Natural burials don’t allow embalming. This is because the chemicals can pollute the ground. So the body won’t be treated before the burial. Instead, a biodegradable coffin or shroud is used to limit the impact the burial has on the environment.
Do you have to use a funeral director?
No you don’t have to use a funeral director to organise a natural burial. Or any funeral at all, if you don’t want to. Talk to the natural burial site owner about your options to see if they can help. You might need to think about keeping your loved one’s body at home before the burial. Or, if you choose to get help from a funeral director, make sure they’re aware that embalming isn’t required.
Can you be cremated for natural burial?
The aim of natural burial is to reduce the impact burials have on the environment. Cremation uses fuel and causes air pollution. So it may not be the best option if you’d like a natural burial because you’re worried about the environment.
That’s not to say that you can’t be cremated and then have your ashes buried or scattered in a more natural setting. There are many organisations that will help you and your family plan this. And some natural burial sites offer this option too.
How are graves prepared at a natural burial site?
Typically, natural burial plots are dug by hand. Machinery isn’t used so that the land and natural habitats aren’t disturbed.
Can you have a memorial at a natural burial site?

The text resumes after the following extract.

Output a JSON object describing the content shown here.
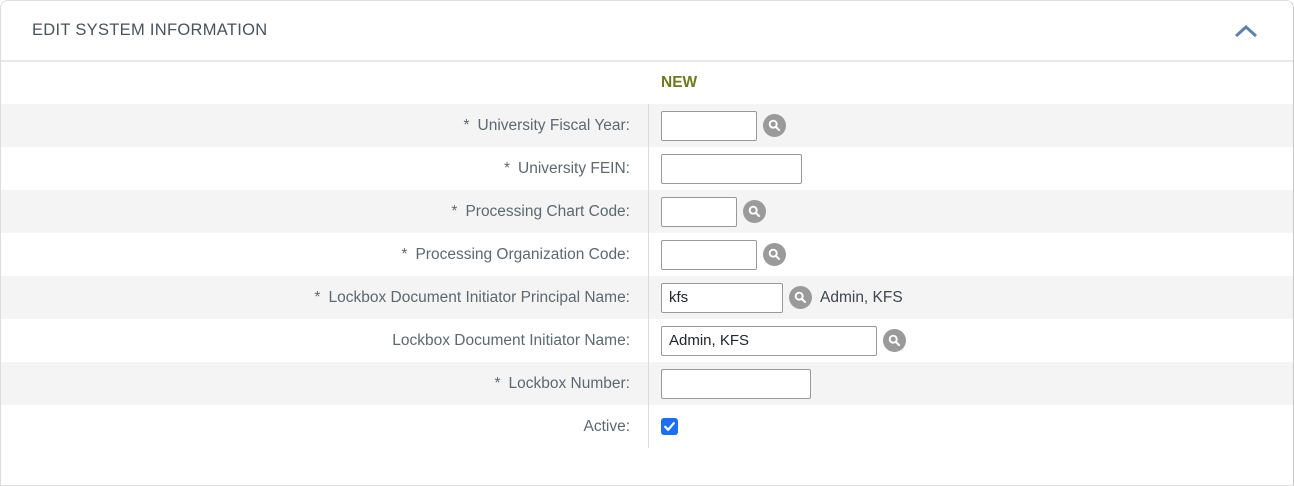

Natural burial sites have varying rules on whether memorials can be used. Usually, any memorials made from unnatural materials won’t be allowed. This is because they may interfere with the natural habitats of wildlife. But some natural burial sites allow plaques and other memorials made from materials that naturally decay over time. You may find that some natural burial sites offer a more eco-friendly way of remembering a loved one, such as planting a memorial tree, scattering wildflower seeds, or placing a stone tablet that’s in keeping with the area.
Can you visit a natural burial site?
Yes. It’s best to check visiting times with the site that you choose. But most will allow people to visit graves at any time during daylight hours. A lot of natural burial sites also use a digital map of the grounds so that you can easily find a burial plot.
Can you leave flowers or ornaments on the grave?
Any flowers or ornaments left at graves is usually not encouraged at a natural burial site. This is because they can require maintenance and potentially interfere with the natural habitat. The idea of natural burial is to create or preserve the environment so the site owner might suggest something more environmentally-friendly like planting a tree or scattering seeds.
What to wear to a woodland burial?
If you’re organising a woodland burial for a loved one it’s up to you what guests wear. You could choose traditional black. Or you could ask guests to put on something colourful to celebrate the person’s life. Whatever you choose keep in mind the practicalities of a woodland burial. If you’re having a graveside service, for example, you might need to remind guests to bring suitable shoes and waterproof jackets. Ask the burial site owner what they think too. They should be able to tell you what other guests tend to wear or what they think may be appropriate.
Is a natural burial right for you?
Now you know more about natural burials you may find it’s the right option for you and your funeral plans. But here are just a few more things to consider before you make up your mind:
- Your nearest natural burial site may not be just around the corner. Would your family be okay with travelling a bit further to visit?
- Tell your family and friends that you’re thinking about a natural burial. How do they feel about it? Would they be happy if you didn’t have a permanent grave marker?
- Do you feel comfortable with the idea of not having a traditional coffin? Explore all your options when you contact a natural burial site to find what’s suitable for you.